Le coût de l’IA ne se résume plus à une facture de cloud ou à quelques abonnements logiciels. À mesure que les entreprises multiplient les modèles et les agents autonomes, elles doivent aussi comprendre qui consomme des ressources, pour quelle tâche et avec quel résultat. Boomi fait de cette traçabilité financière l’un des piliers de son Agent Control Plane. Le changement est rapide. Selon les chiffres de la Linux Foundation repris par Boomi, 98 % des professionnels du FinOps gèrent désormais des dépenses liées à l’intelligence artificielle, contre seulement 31 % deux ans auparavant. La maîtrise des coûts devient donc un sujet opérationnel au même titre que celle du cloud.
Les agents compliquent encore l’équation. Contrairement à une application traditionnelle, ils peuvent enchaîner des appels à plusieurs modèles, interroger différents outils et recommencer une tâche lorsqu’une réponse ne leur convient pas. Une opération simple en apparence peut ainsi provoquer une consommation difficile à anticiper.
Identifier ce qui consomme les tokens
Boomi veut associer les dépenses aux agents et aux opérations qui les génèrent. Sa future AI Gateway doit permettre de mesurer les flux vers les modèles, d’appliquer des limites de consommation de tokens et de soumettre certaines actions à une approbation humaine.
Le contrôle financier rejoint ici la gouvernance. Une étude de Forrester Consulting commandée par Boomi indique que 86 % des dirigeants interrogés ont dépassé le stade des pilotes en matière d’IA agentique, mais que 34 % seulement disent faire confiance aux actions de ces systèmes. Les entreprises ayant déployé leurs agents trop rapidement déclarent également 2,1 millions de dollars de coûts supplémentaires en moyenne. Toutes ces dépenses ne viennent pas nécessairement du prix du modèle. Une mauvaise donnée peut entraîner une mauvaise réponse, puis de nouvelles requêtes et de nouveaux tokens. Agent Context cherche donc à fournir aux agents des définitions métiers validées et la traçabilité nécessaire pour limiter les hallucinations et les traitements inutiles.

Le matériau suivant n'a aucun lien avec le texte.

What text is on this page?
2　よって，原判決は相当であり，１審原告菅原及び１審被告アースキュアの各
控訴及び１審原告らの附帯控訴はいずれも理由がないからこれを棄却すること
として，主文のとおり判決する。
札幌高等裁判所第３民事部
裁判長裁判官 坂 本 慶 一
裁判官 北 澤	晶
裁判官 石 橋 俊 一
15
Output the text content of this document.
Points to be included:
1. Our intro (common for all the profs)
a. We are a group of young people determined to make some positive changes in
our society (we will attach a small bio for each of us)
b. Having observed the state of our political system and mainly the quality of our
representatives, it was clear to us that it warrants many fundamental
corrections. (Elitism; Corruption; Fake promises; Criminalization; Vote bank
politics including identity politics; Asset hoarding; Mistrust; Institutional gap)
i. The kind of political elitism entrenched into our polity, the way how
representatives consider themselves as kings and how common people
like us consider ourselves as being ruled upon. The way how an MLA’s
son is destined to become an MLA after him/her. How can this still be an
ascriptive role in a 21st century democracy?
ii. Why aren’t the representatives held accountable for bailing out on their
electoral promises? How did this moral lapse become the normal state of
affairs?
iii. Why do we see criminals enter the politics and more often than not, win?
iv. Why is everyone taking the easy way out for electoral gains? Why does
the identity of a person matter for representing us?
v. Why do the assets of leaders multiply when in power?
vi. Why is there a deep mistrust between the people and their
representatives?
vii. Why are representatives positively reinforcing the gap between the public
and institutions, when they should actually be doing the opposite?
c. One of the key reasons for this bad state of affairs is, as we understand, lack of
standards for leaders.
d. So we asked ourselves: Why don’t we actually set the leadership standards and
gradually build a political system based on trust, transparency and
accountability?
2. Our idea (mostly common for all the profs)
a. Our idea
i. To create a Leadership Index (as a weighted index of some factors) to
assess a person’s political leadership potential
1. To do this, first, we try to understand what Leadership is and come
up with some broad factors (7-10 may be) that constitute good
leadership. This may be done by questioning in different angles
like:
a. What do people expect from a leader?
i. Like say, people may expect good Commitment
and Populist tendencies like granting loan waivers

L’architecture reste par ailleurs indépendante des fournisseurs et des modèles. Les entreprises peuvent donc associer modèles commerciaux, modèles qu’elles apportent elles-mêmes et petits modèles spécialisés selon leurs besoins et leurs contraintes économiques.
Après le FinOps appliqué au cloud, une nouvelle discipline se dessine autour des agents. Mesurer le prix d’un modèle ne suffira pas. Les directions financières et informatiques devront pouvoir rattacher chaque dépense à une action et, à terme, à la valeur qu’elle produit.